CAIRN.INFO : Matières à réflexion

1 De nombreux auteurs, à la suite de Donald W. Winnicott, rappellent que ce n’est pas l’objet en tant que tel qui est transitionnel, mais la fonction qu’il occupe [1]. L’usage qu’en fait le sujet est donc prédominant. Cela signifie également que tout objet peut, a priori, être transitionnel. La question n’est pas ici de savoir si le téléphone ou le smartphone peuvent être considérés comme des objets transitionnels, mais de voir si les données des recherches actuellement disponibles permettent de confirmer, d’infirmer ou simplement de nuancer cette hypothèse de l’attachement aux outils des technologies de l’information et de la communication (tic).

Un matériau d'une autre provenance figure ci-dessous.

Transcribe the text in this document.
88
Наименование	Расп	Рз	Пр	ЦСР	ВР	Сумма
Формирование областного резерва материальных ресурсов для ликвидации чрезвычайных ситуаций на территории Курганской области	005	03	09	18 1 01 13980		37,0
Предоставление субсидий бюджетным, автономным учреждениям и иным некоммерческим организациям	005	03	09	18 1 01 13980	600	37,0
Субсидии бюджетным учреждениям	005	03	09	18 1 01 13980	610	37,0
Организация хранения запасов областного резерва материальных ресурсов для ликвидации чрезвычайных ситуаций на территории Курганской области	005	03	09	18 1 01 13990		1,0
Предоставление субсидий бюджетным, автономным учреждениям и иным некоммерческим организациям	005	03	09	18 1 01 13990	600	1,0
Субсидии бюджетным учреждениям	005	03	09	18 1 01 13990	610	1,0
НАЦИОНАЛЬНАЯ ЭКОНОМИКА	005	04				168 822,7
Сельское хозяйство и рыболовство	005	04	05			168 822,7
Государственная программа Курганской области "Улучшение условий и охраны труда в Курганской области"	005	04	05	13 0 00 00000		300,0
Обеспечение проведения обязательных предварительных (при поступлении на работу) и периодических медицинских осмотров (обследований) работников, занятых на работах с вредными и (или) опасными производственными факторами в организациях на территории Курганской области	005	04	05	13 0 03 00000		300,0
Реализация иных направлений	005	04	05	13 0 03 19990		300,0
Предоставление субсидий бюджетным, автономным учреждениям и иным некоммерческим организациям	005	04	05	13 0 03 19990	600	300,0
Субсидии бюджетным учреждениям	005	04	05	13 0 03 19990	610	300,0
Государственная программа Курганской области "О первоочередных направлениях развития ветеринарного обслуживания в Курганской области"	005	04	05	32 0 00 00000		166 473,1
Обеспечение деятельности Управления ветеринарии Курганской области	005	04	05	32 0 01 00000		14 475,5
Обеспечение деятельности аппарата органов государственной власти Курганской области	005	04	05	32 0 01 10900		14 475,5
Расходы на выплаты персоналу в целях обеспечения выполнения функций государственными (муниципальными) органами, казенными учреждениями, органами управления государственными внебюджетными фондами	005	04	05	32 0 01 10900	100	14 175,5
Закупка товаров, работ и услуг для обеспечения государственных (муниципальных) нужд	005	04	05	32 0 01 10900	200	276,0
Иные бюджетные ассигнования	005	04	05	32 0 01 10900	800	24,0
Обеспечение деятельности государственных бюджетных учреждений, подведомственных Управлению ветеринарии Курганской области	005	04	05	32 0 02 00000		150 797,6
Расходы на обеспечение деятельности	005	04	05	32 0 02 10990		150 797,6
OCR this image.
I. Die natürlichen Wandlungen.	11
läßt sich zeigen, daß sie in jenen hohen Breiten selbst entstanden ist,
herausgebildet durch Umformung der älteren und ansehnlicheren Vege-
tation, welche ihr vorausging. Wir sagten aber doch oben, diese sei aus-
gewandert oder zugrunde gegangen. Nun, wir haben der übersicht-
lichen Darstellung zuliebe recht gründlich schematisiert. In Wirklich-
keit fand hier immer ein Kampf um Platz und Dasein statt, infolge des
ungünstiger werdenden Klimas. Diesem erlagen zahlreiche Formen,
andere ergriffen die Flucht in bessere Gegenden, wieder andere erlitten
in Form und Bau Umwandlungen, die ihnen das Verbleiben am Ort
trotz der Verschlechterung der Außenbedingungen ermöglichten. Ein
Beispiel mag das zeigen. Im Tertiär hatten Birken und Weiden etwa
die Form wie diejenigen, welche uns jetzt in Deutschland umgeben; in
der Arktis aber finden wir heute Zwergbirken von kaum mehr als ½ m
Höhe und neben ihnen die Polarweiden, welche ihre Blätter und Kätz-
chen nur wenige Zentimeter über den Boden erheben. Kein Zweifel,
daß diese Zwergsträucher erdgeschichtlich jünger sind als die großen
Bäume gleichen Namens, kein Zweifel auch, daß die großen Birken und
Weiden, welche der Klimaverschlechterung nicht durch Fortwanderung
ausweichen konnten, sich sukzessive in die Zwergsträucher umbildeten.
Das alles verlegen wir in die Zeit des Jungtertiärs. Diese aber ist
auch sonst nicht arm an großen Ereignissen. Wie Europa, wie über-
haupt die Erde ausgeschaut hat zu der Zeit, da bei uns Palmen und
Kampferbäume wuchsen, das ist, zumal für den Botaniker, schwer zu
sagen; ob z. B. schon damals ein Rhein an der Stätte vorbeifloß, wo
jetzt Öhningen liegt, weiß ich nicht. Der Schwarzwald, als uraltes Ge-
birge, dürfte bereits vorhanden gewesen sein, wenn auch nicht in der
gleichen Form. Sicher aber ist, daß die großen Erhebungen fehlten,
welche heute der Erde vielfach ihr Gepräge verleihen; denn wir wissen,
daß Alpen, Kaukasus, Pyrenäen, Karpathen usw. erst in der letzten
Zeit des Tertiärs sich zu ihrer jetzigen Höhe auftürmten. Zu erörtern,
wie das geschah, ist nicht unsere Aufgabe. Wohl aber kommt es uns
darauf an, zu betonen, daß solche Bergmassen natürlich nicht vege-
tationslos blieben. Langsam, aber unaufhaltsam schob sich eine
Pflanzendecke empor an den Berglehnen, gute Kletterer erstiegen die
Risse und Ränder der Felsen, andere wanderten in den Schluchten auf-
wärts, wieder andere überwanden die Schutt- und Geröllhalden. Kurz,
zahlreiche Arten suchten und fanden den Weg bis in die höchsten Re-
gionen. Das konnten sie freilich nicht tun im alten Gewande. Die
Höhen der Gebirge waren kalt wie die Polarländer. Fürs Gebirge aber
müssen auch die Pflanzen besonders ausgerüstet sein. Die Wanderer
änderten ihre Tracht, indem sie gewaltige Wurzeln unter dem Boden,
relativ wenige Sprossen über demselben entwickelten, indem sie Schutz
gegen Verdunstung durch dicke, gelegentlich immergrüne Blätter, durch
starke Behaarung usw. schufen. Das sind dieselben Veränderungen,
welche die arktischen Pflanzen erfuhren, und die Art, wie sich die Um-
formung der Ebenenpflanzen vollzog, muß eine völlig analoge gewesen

2 Sans nous substituer à une analyse clinique, nous proposerons ici une lecture sociologique de l’attachement au smartphone, à partir des résultats d’une vaste enquête qualitative réalisée auprès de voyageurs d’aventure, au sujet de leurs habitudes de connexion et de leurs tentatives de déconnexion lors de leurs séjours [2]. Au travers de leurs récits, plusieurs voyageurs nous ont raconté ces moments où ils ont été séparés de leur téléphone, parfois de leur plein gré, mais souvent de force, du fait des aléas de leur voyage. Concrètement, la perte ou le vol de leur précieux appareil les a amenés à vivre des expériences inattendues, qui les ont forcés à réévaluer la relation qu’ils entretenaient avec lui. Nous mobiliserons donc ici les témoignages de ces expériences de séparation, comme une occasion de questionner l’attachement aux tic, au travers des situations vécues par les usagers. Ces derniers ouvrent des pistes de réflexion sur la qualité de la relation entretenue avec leur smartphone.

Se détacher de la mère ?

3 Pour Donald W. Winnicott, l’objet transitionnel favorise le détachement de l’enfant à l’égard de sa mère. En d’autres termes, le fameux « doudou » ne la remplace pas, il s’y substitue. Il facilite ce détournement en tournant l’enfant vers le monde extérieur. Le smartphone, s’il était un objet transitionnel, permettrait donc un double mouvement : détournement de la mère d’une part, et retournement vers le monde extérieur d’autre part. Ce double mouvement est-il effectif au travers des usages des tic en général, et du smartphone en particulier [3] ? Telle est la question posée.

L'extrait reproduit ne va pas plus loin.